The experience gave him a “rather weird sense of power”, he said.
But his first few years in politics did not go smoothly — in 2004, he was sacked from the Conservatives’ shadow cabinet for lying about an extra-marital affair.
He rallied to become mayor of Labour-voting London in 2008, an achievement commentators put down to his brazen refusal to respect convention.
Even for an unpredictable politician like Johnson, his choice to support Brexit in Britain’s fractious 2016 referendum was a huge gamble — and it took a while to pay off.
When his side won, he was viewed as an obvious candidate to take over as prime minister, but pulled out of the race after a key supporter betrayed him.
He was named foreign secretary under new premier Theresa May, but quit two years later over her Brexit plan.
When she resigned after failing three times to get her EU divorce deal through parliament, Johnson took over.

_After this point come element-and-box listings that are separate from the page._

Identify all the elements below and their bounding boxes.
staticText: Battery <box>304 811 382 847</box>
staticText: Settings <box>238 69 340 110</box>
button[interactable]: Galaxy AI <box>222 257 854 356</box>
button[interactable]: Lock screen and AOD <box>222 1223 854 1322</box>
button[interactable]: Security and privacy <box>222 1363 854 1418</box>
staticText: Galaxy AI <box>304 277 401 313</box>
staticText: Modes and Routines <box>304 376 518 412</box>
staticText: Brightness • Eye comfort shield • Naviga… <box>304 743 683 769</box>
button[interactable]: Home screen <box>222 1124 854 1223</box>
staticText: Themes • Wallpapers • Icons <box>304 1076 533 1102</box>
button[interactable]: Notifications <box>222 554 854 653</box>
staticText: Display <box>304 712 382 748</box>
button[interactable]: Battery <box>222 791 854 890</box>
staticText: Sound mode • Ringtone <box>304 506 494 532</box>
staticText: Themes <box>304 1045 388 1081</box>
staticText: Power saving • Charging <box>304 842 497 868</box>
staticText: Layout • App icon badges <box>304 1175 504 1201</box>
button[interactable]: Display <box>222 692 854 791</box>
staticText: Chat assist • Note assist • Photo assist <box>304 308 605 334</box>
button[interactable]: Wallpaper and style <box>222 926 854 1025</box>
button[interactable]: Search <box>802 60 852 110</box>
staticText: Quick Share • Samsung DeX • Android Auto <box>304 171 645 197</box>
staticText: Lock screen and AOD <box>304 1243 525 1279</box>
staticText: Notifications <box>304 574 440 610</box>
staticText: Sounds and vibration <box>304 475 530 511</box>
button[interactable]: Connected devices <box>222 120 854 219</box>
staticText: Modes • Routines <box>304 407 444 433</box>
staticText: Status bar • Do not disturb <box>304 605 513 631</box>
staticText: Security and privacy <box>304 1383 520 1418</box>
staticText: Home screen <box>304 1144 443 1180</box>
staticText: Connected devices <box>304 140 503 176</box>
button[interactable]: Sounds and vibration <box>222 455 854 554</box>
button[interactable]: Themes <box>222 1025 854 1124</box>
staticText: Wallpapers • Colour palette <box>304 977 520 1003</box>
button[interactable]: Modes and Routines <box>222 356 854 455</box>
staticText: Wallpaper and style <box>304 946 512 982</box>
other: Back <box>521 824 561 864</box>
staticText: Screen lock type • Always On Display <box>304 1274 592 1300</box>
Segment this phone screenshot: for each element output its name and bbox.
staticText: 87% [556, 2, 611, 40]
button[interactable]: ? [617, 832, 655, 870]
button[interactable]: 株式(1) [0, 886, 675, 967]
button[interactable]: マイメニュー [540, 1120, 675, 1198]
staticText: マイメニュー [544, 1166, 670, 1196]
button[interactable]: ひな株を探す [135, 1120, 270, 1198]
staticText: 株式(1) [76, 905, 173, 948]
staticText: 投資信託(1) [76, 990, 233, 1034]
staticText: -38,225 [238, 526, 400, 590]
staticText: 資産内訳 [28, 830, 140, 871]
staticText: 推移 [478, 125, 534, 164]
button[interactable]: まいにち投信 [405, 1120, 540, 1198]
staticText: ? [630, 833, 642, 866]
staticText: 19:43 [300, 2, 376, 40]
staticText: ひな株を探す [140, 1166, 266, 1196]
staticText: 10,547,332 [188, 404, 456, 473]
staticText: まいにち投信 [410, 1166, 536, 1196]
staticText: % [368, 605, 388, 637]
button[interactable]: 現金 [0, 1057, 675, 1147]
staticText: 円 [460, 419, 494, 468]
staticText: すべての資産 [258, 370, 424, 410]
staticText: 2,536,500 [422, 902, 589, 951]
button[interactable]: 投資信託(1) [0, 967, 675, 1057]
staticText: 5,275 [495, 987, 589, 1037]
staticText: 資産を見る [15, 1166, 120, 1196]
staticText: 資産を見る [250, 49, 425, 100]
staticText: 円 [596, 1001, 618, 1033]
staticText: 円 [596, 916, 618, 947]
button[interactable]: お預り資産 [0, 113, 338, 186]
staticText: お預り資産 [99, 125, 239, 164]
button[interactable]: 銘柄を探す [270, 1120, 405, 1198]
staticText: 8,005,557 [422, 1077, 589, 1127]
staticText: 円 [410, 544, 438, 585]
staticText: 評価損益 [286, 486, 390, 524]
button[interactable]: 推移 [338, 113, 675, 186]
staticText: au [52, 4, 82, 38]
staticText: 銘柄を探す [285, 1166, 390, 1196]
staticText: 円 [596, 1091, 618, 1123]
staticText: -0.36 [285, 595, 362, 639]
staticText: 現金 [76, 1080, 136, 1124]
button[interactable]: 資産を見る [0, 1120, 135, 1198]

Within six months he had renegotiated the deal, won an election and taken Britain out of the EU.
“Those who did not take him seriously were wrong,” French President Emmanuel Macron said at the time.
But after promising to “get Brexit done” with an “oven-ready deal”, Johnson has found the process of extricating Britain fully out of the EU’s embrace during an 11-month transition period this year no easy sell.
The trade deal is finally done, and Britain will now learn whether Johnson’s huge wager that it will “prosper mightily” outside the EU will pay off.